You Need To Give Writers Freedom To Write

Every blogger works differently. As a blog owner I have come across various blogging traits, different routines and different levels of experience.

Most inexperienced bloggers need you to walk them through everything. Specifically, new bloggers ask you exactly what type of article they should write. I can understand the concerns of someone new wanting to get the article right however I do feel that they should show some initiative. If they took the time to look at previous articles on the website they were writing for they would have a good idea of the length the article needs to be and the topics that need to be covered.

As a blog owner, I give guidelines to writers on topics they can cover (when needed) but I don’t like to tell them exactly what they should write about every time. It can take just as much time thinking up topics and making sure beginners know what they’re doing as it would to just write an article yourself.

I try and give most writers the freedom to write about what they want. The only stipulations I have are that the quality of the article is high and the article is relevant to my website. For example, I’ve rejected dozens of making money online articles for my WordPress blog WordPress Mods as it has nothing to do with WordPress. Likewise, I’ve had to reject at least 20 guest posts on subjects such as ‘What is WordPress?’ etc i.e. an article explaining that WordPress is a CMS is not really relevant to people who already run WordPress websites and modify them regularly.

Most Writers Need Freedom

I occasionally write articles for Blogging Tips and John Chow. Both blog owners allow me to write about pretty much anything I want. They don’t edit what I have written and they trust me to write something that their readers will enjoy. This freedom brings out the best in me and ensures that the article is of a high quality.

I’m also currently writing for the design website Noupe twice a week. I liaise with their editor Rob Bowen on a weekly basis. He’s friendly, professional and always gets back to me quickly. Their submission policy is a little more streamlined than Blogging Tips and John Chow; which you should expect from a large design magazine such as Noupe. We usually agree on the topics before hand and then talk a little about what each article will detail. Apart from ensuring I use H3 header tags and crop images to 550 pixels in width, they don’t restrict me from what I write. This is one of the main reasons why I enjoy writing for the site and why it hasn’t become a chore.

The freedom to write without having worrying about an editor ripping your work apart brings out the best in writers. Granted, editors are there to ensure that all writers are consistent and write articles that fit into the owners long term goals for the site. Grammar issues aside, I think editors should trust the people they hire and allow them to do the job they were hired to do.

Too Many Rules Restrict Bloggers

I was recently in talks with a large gambling related network about writing for them on a regular basis. Their rate wasn’t amazing but most articles were short and news related and I didn’t suspect they would take long to write. I couldn’t have been more wrong.

I first became suspicious when the editor starting talking about their writing policies and said that they wanted to chat on Skype for an hour about the writing guidelines they were going to send me. On the day that we were supposed to talk I emailed them and apologised for not being able to talk because I was swamped with work. They were fine with this and asked if I could have a look over the writing guidelines and email them my thoughts on it.

Whilst I can understand that a large website network will have more rules and guidelines for writers than a stand alone blog, I was really surprised at what they force their writers to go through. It’s ridiculous.

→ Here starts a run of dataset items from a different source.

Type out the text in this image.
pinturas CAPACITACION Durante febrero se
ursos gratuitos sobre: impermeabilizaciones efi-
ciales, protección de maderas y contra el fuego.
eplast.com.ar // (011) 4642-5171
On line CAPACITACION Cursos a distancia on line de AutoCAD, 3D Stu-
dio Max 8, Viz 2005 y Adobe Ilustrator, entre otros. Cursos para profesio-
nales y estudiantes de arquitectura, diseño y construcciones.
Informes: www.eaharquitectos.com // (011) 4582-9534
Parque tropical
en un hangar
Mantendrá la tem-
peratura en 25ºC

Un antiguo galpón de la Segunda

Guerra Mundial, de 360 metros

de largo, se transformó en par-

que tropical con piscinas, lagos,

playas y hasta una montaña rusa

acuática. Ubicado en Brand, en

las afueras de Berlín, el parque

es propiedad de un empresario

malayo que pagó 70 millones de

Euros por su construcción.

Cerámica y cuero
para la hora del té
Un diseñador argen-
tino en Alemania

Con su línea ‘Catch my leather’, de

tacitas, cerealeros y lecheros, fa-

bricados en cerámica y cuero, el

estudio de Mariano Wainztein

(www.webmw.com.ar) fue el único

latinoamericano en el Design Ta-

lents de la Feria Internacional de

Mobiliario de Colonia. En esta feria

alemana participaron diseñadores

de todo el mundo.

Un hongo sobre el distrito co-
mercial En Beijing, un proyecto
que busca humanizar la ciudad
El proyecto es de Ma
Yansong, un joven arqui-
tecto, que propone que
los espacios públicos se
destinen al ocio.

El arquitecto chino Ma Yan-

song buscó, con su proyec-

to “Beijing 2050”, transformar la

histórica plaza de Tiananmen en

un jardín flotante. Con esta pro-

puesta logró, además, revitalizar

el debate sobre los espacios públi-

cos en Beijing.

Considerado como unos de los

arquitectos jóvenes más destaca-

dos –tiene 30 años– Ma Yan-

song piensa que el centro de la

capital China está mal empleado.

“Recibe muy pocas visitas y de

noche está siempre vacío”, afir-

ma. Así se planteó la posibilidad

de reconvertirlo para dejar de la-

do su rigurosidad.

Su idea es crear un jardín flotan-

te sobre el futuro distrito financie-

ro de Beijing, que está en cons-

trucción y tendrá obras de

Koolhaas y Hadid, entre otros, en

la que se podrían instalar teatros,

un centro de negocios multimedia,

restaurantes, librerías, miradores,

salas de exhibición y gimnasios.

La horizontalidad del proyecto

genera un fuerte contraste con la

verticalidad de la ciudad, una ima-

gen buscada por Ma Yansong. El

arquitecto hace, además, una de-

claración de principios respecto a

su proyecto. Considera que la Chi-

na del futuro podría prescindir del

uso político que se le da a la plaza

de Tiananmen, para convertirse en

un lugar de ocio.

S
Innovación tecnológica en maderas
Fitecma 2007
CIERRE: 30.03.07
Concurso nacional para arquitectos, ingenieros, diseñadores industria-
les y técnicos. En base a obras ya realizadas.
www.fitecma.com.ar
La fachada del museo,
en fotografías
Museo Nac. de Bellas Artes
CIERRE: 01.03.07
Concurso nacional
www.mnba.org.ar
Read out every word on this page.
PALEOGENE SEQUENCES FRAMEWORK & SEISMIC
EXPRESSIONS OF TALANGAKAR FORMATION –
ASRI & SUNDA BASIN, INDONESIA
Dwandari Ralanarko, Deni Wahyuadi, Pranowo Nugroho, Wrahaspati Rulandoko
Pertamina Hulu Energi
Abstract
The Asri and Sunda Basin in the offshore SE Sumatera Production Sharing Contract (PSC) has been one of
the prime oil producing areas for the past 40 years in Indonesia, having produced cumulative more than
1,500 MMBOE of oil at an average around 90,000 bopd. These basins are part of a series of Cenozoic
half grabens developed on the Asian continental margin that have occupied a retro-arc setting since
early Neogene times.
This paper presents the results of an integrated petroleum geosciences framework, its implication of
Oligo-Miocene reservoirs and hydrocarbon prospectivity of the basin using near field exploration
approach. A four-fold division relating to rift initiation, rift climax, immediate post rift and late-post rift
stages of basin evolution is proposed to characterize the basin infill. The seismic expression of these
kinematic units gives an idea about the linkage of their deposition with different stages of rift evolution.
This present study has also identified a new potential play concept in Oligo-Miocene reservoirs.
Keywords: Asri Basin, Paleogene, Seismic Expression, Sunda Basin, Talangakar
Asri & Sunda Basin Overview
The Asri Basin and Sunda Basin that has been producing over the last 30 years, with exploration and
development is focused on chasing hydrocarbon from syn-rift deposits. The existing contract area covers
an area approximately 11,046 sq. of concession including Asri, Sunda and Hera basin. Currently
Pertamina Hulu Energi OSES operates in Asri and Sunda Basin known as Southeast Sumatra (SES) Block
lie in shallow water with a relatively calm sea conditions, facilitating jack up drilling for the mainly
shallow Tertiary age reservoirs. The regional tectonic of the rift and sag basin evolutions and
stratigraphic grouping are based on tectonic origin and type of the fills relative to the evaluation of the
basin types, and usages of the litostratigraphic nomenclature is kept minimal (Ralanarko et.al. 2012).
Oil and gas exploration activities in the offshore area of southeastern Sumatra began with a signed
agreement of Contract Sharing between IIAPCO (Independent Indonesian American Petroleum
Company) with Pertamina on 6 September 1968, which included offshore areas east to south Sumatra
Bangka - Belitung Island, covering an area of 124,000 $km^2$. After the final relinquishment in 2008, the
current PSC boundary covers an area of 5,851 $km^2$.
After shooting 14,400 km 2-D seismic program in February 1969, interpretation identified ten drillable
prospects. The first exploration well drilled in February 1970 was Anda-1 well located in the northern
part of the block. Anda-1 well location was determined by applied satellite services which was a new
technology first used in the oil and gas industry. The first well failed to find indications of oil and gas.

In total they sent me several documents with each document being several pages long. There were over a dozen guidelines each on style, tone, formats, headlines and SEO. The section on meta tags was incredibly long too. There was also an overly complicated scheduling process that all authors had to check and update on a regular basis and articles had to be submitted by certain days and times and then be approved for publication. To top it all off, all edited content had to be uploaded to Dropbox!

To be fair to them, they were quite understanding when I explained that I couldn’t work for them because their system makes writing articles for their network too time consuming. As I noted before, the rate was pretty poor. Around $20 for a 500 word article. As most of their articles are news related, I figured that if I did enough research and subscribed to all the relevant blogs in the niche, I would be able to write 3-4 articles an hour as all I would have to do is report the news and give my own view on it etc.

$60-$80 an hour is a good wage if the work is consistent but their whole system ruined any chance of me giving it a try. It would probably have taken me 15 minutes to write the article, another 15 minutes to make sure all of their numerous formatting rules are adhered too and then another 15 minutes to update all of their spreadsheets and documents. I’m sure this process would have got easier over time but I was reluctant to waste any of my time finding out.

Guidelines Are Important But Keep Them To A Minimum

It makes sense for a blog owner to create a set of guidelines for those who write for them. I do feel that there comes a point where guidelines become counter productive and make the whole editorial process needlessly long for both authors and editors.

Guidelines about header tags, image sizes, tone and relevance are important. Beyond that, I think that you are asking too much of authors. You really shouldn’t want your authors to be worrying about meta descriptions and weighing them down with complicated procedures that puts 10 different stages between an author submitting an article and the article getting published.

If you are a blog owner, I encourage you to have a rethink about your overall editorial process. Are you asking too much of your authors? Can the submission process be more efficient?